Details

Reviewers

kib
markj
mjg
pho

Commits

rGf7833196bd6b: vfs_lookup(): Minor performance optimizations
rG4390622c8d16: vfs_busy(): fix wording in comment
rG706f15c5fa6b: Remove witness directives from crossmp locking VOPs
rG080ef8a41851: Add VV_CROSSLOCK vnode flag to avoid cross-mount lookup LOR

Summary

When a lookup operation crosses into a new mountpoint, the mountpoint
must first be busied before the root vnode can be locked. When a
filesystem is unmounted, the vnode covered by the mountpoint must
first be locked, and then the busy count for the mountpoint drained.
Ordinarily, these two operations work fine if executed concurrently,
but with a stacked filesystem the root vnode may in fact use the
same lock as the covered vnode. By design, this will always be
the case for unionfs (with either the upper or lower root vnode
depending on mount options), and can also be the case for nullfs
if the target and mount point are the same (which admittedly is
very unlikely in practice).

In this case, we have LOR. The lookup path holds the mountpoint
busy while waiting on what is effectively the covered vnode lock,
while a concurrent unmount holds the covered vnode lock and waits
for the mountpoint's busy count to drain.
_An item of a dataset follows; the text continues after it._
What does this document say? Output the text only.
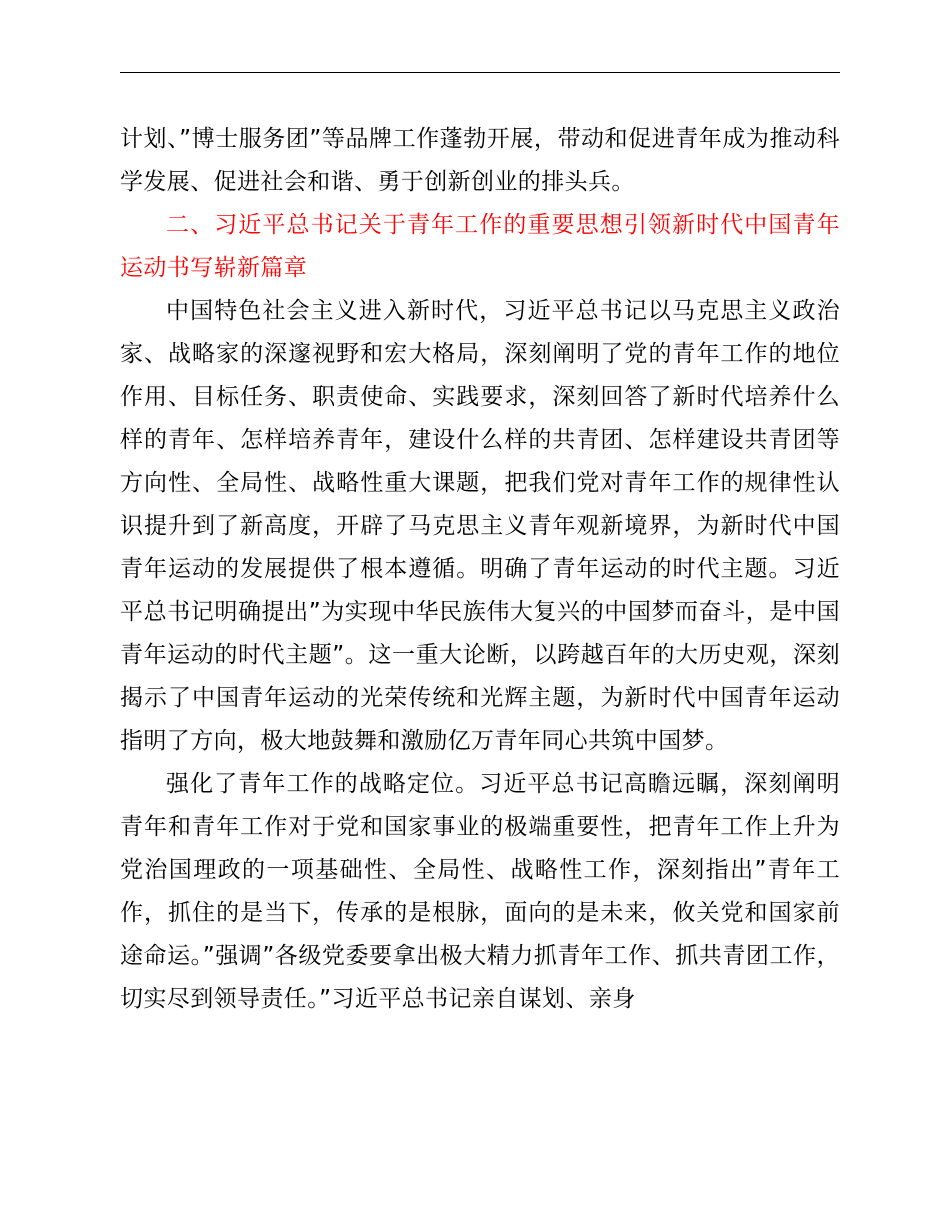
计划、”博士服务团”等品牌工作蓬勃开展，带动和促进青年成为推动科学发展、促进社会和谐、勇于创新创业的排头兵。

二、习近平总书记关于青年工作的重要思想引领新时代中国青年运动书写崭新篇章

中国特色社会主义进入新时代，习近平总书记以马克思主义政治家、战略家的深邃视野和宏大格局，深刻阐明了党的青年工作的地位作用、目标任务、职责使命、实践要求，深刻回答了新时代培养什么样的青年、怎样培养青年，建设什么样的共青团、怎样建设共青团等方向性、全局性、战略性重大课题，把我们党对青年工作的规律性认识提升到了新高度，开辟了马克思主义青年观新境界，为新时代中国青年运动的发展提供了根本遵循。明确了青年运动的时代主题。习近平总书记明确提出”为实现中华民族伟大复兴的中国梦而奋斗，是中国青年运动的时代主题”。这一重大论断，以跨越百年的大历史观，深刻揭示了中国青年运动的光荣传统和光辉主题，为新时代中国青年运动指明了方向，极大地鼓舞和激励亿万青年同心共筑中国梦。

强化了青年工作的战略定位。习近平总书记高瞻远瞩，深刻阐明青年和青年工作对于党和国家事业的极端重要性，把青年工作上升为党治国理政的一项基础性、全局性、战略性工作，深刻指出”青年工作，抓住的是当下，传承的是根脉，面向的是未来，攸关党和国家前途命运。”强调”各级党委要拿出极大精力抓青年工作、抓共青团工作，切实尽到领导责任。”习近平总书记亲自谋划、亲身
Attempt to resolve this LOR by allowing the stacked filesystem
to specify a new flag, VV_CROSSLOCK, on a covered vnode as necessary.
Upon observing this flag, the vfs_lookup() will leave the covered
vnode lock held while crossing into the mountpoint. Employ this flag
for unionfs with the caveat that it can't be used for '-o below' mounts
until other unionfs locking issues are resolved.

Reported by: pho
Tested by: pho

Diff Detail

Repository

rG FreeBSD src repository

Lint

Lint Not Applicable

Unit

Tests Not Applicable

Event Timeline

jah created this revision.Apr 25 2022, 3:49 AM

Herald added a subscriber: imp. · View Herald TranscriptApr 25 2022, 3:49 AM

jah requested review of this revision.Apr 25 2022, 3:49 AM

Harbormaster completed remote builds in B45355: Diff 105389.Apr 25 2022, 3:50 AM

I don't really like this change, it feels like a hack to me. At the same time, I don't have another idea that seems clearly better, so I thought I would post this to at least start a discussion.

I did consider some other options:

--Changing unionfs_root() to use a try-lock/re-lock approach similar to vn_lock_pair() but involving the busy count and the root vnode instead of two vnodes. I'm not convinced this would actually work, and in any case the idea seemed very ugly and likely to be detrimental to performance given how often VFS_ROOT() is used.

--Changing the order of dounmount() so that it drains the busy count before locking the covered vnode. I actually started implementing this one; it felt less hacky than VV_CROSSLOCK but also much more dangerous given the delicate ordering of dounmount(). I also very quickly realized that for this approach to have any chance of working, we would need to change the vfs_busy() call in vfs_lookup() to pass MBF_NOWAIT, otherwise we'll simply get a slightly different kind of LOR deadlock. I'm not sure MBF_NOWAIT would be acceptable there either.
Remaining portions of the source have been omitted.